Wenn Gelder da waren, haben wir auch die Mädels gefragt, worauf sie Lust haben. Ob es Eislaufen war oder sie ins Kino gehen wollten, das haben sie selbst entschieden.
Wie hat sich die Schilleria aus deiner Sicht während der Pandemie verändert?
Die Mädels können nur noch mit Anmeldung zur Notbetreuung kommen. Auch haben wir uns Alternativen einfallen lassen: Die Mitarbeiterinnen stellen kleine Päckchen zusammen, beispielsweise mit Backpapier, Zutaten und einem Rezept, die die Mädels dann abholen und Zuhause machen können.
Reflektierend als junges Mädchen, das erst selbst den Jugendtreff besuchte und dann dort als Ehrenamtliche arbeitet: Welche Rolle spielt Empowerment-Arbeit für dich?
Eine ehemalige Mitarbeiterin hat mich damals gestärkt. Dadurch, dass ich bei mir gesehen habe, was es bedeutet, als ich dann doch nicht die Schule abgebrochen habe, ist mir bewusst geworden: Das ist viel wert. Das will ich weitergeben.
Wenn du niemanden hast, bei dem du sagst ‚So will ich sein‘, brauchst du jemanden, der dir beibringt, dein eigenes Vorbild zu sein. Es ist einfacher, wenn du ein Ziel vor Augen hast. Dann weißt du: Egal, wie steil der Weg sein wird, dass du diesen Weg gehen kannst, trotz der Steine, die dir in den Weg gelegt werden.

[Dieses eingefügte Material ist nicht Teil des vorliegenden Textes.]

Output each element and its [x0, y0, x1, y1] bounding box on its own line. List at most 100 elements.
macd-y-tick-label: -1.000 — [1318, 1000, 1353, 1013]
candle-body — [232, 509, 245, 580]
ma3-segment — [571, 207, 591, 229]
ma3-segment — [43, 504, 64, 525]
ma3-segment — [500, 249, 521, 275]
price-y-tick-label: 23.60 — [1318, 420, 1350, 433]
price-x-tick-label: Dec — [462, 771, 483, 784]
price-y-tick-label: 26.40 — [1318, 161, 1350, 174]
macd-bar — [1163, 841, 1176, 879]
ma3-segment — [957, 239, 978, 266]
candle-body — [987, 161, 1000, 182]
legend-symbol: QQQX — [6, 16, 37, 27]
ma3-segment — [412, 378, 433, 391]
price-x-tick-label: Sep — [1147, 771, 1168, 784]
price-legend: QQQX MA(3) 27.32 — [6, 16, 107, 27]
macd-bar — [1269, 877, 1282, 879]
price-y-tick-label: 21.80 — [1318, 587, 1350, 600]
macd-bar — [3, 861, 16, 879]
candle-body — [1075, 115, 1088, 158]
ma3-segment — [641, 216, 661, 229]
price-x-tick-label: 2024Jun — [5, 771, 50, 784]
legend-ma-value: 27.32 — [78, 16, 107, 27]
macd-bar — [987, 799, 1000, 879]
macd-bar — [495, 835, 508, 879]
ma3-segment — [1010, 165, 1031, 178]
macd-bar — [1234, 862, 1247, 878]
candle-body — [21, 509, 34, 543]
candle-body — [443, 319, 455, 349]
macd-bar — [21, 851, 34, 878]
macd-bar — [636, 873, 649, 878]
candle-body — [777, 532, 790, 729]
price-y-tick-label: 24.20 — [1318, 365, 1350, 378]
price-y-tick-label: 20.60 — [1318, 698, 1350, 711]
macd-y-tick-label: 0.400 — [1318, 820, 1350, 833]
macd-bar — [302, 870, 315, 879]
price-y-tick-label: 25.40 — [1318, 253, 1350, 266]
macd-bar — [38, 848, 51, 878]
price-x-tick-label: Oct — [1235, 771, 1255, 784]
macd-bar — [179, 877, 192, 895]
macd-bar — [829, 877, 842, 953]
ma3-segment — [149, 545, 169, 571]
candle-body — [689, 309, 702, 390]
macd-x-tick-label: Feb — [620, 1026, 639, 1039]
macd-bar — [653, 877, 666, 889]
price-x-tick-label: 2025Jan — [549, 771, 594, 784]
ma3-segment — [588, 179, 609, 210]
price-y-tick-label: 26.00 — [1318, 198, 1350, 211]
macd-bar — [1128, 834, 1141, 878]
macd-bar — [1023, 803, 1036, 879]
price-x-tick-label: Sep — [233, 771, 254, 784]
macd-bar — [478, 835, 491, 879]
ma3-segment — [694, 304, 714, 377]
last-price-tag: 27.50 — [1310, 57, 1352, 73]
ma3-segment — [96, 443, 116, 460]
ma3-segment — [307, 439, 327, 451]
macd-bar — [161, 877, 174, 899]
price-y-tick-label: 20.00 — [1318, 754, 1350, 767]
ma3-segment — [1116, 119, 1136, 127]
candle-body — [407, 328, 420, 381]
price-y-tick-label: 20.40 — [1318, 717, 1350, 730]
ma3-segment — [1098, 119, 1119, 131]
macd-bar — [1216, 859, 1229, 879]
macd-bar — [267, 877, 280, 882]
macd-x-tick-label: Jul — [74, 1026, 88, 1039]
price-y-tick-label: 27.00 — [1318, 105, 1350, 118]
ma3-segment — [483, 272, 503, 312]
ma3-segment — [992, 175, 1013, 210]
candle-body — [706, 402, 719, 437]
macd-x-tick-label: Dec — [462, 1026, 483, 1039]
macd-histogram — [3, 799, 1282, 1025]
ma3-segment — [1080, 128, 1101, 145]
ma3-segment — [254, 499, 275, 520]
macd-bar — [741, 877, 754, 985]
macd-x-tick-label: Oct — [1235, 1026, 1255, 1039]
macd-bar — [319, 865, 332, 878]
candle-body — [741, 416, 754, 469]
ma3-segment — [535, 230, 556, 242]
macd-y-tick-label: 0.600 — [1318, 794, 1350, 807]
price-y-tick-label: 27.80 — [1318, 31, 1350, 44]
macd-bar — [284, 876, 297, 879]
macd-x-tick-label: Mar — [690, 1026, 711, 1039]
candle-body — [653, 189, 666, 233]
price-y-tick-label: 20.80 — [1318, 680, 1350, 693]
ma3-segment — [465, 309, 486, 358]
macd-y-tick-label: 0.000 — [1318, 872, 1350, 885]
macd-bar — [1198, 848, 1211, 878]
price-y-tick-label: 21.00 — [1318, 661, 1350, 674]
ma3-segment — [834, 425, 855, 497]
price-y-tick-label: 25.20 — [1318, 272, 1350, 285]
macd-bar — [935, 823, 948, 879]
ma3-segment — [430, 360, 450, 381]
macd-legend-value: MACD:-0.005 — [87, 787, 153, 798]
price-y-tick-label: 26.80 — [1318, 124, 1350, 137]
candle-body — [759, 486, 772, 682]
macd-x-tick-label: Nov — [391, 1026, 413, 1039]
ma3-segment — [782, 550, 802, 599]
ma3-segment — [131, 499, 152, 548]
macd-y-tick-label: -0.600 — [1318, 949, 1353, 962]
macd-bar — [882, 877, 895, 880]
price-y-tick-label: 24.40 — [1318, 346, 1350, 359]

Gibt es rückblickend auf deine Jugend Dinge, die du gerne getan hättest, aber die du aufgrund der Strukturen, in denen du lebtest, nicht machen konntest?
Bildung ist der Schlüssel zu allem. Früher habe ich das nicht verstanden. Nach dem Abitur hätte ich trotzdem gerne ein Jahr Pause gemacht. Aber ich dachte, dass ich es mir nicht leisten kann.
Deswegen habe ich mich direkt immatrikuliert. Mittlerweile weiß ich, dass es immer Alternativen gibt.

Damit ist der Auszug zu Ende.